Although the Social Democrats succeeded in reversing the negative trend, they are still a long way from their historical high. The party is still the largest among trade union members but if workers who are not union members are included the picture is far less rosy. It lost voters in suburbs of big cities with high concentrations of immigrants, where the Social Democrats had previously been particularly strong. But it generally increased support in the large cities themselves and, for example, regained control of Stockholm.

Reliable and stable
How has all this come about? The new party leader, Magdalena Andersson, was considered a reliable and stable politician (compare the German social-democratic leader, Olaf Scholtz) with a high degree of credibility among voters. The change of party leader in 2021 gave the Social Democrats new political energy. The fact that large towns are becoming more progressive is a well-known political phenomenon in a number of countries. In Sweden many voters in large cities voted social-democrat in 2022 to prevent the Sweden Democrats from gaining political influence. The considerable criticism of privatisation in the public sector, even among middle-class voters, may also have played a part.

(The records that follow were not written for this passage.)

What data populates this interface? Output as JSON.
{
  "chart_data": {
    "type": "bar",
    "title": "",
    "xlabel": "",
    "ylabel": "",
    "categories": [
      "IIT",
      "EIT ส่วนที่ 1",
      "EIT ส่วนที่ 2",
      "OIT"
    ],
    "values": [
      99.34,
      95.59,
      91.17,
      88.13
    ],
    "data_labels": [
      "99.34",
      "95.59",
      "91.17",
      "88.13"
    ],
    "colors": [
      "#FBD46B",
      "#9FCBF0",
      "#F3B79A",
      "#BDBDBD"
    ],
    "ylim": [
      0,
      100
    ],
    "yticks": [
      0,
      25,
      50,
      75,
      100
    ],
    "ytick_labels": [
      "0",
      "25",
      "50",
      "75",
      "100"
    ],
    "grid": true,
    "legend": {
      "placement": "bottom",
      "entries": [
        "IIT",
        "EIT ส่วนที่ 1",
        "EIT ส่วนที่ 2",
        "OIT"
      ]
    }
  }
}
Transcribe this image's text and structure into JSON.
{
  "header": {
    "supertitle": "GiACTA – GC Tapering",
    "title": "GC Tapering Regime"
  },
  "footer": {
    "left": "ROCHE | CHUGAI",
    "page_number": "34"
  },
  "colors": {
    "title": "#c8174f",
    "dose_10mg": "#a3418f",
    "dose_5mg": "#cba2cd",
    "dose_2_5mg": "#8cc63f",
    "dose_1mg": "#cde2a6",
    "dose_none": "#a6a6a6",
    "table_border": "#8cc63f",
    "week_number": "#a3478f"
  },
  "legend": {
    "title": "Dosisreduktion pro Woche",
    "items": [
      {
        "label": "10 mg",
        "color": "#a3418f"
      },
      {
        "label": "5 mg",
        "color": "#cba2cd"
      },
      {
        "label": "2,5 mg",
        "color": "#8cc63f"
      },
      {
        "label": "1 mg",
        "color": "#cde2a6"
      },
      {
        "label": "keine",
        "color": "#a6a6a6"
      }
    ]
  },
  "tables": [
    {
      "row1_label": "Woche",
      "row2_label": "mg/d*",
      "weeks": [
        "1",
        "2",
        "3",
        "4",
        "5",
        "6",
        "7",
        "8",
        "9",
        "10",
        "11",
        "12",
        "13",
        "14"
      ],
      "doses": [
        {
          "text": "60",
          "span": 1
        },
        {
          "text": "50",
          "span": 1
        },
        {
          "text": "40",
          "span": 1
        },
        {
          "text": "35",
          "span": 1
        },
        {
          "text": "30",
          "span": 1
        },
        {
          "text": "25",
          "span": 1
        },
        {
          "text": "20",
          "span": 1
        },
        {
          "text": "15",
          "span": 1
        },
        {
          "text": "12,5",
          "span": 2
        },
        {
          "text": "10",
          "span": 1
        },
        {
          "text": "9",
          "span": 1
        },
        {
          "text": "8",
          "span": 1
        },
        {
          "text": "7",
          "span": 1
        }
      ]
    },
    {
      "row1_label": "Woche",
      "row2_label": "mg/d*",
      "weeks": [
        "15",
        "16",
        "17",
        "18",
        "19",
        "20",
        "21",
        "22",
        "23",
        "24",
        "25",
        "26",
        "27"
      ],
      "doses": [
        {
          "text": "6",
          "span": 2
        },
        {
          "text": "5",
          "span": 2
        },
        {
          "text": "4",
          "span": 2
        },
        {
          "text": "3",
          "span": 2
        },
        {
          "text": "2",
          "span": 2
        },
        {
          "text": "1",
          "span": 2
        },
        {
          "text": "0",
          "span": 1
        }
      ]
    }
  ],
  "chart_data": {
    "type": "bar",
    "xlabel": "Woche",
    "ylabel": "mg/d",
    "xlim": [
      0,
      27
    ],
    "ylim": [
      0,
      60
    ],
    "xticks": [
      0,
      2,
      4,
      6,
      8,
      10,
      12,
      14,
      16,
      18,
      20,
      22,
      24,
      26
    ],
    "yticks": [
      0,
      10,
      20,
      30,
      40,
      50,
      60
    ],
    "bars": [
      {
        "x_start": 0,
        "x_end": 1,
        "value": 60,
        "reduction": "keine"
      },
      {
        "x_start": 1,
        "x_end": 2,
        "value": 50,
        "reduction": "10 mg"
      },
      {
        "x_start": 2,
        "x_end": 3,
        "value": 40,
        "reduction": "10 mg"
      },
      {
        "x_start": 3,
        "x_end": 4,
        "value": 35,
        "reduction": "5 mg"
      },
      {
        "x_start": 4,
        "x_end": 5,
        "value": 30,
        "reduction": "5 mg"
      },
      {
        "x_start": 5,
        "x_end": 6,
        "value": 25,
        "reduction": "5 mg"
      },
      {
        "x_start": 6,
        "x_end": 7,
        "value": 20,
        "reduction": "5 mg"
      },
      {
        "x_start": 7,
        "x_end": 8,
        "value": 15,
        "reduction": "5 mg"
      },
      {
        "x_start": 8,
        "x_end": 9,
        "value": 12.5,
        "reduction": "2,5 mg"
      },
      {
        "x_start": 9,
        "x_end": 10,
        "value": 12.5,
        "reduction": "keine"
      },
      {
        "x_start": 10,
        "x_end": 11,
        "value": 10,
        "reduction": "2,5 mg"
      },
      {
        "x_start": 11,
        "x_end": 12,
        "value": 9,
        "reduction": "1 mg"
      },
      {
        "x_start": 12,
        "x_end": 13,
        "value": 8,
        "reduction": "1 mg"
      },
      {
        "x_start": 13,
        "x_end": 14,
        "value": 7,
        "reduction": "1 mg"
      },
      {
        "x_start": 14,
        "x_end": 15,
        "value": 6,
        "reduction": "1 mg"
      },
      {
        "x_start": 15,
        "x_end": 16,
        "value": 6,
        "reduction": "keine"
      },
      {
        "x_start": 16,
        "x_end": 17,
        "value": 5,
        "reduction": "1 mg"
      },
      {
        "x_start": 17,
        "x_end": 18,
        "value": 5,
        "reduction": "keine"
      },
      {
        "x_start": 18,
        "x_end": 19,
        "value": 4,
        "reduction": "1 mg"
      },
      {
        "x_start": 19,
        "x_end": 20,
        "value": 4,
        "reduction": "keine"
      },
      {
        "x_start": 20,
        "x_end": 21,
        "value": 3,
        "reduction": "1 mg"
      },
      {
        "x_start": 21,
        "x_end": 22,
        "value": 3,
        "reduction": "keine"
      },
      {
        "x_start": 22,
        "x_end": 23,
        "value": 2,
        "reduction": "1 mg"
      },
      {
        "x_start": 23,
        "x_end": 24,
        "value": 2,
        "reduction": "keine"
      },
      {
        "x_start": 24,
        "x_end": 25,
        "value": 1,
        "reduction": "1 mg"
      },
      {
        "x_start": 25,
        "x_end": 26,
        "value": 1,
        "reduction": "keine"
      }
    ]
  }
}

In rural areas the Sweden Democrats increased their support substantially. It was here that the Centre Party (historically the party of the farmers and the countryside) lost voters. The Social Democrats have also seen a decline in support in many smaller industrial towns, in the Swedish ‘rust belt’. In the countryside concern about the increase in petrol and energy prices most probably played a major part in the election result.

The leader of the Moderates, Kristersson, has been tasked with forming a government, but with a majority of only three seats over the red-green block. The Moderates have now lost their role as the second-largest party in the parliament (held since 1979) to the Sweden Democrats. Negotiations within the government are likely to be complicated, while the tensions between the Liberals and the Sweden Democrats are expected to be considerable—on values as well as policies. The Sweden Democrats have however a strong bargaining position as the biggest party in the new right-wing coalition.

Necessary reflection
What lies ahead for the Social Democrats is a necessary reflection and a parliamentary term in opposition. Was the election of 2022 the beginning of a social-democratic revival, despite the party losing its governmental role? We have witnessed modest social-democratic successes, but successes nonetheless, in several European countries in recent years.

The increase of two percentage points in support for the Social Democrats in Sweden is undeniably a tilt forward. In the next election we shall find out if it is an enduring success or an aberration. Further gains will require alliances within the electorate and with other parties—and a political platform capable of building bridges between town and country, the working class and the middle class, young and old. That is essential for a progressive mandate for a red-green political programme. 

(
Firstly published by Social Europe)

Håkan Bengtsson

Chief executive of Arenagruppen, the leading progressive platform for public debates in Sweden.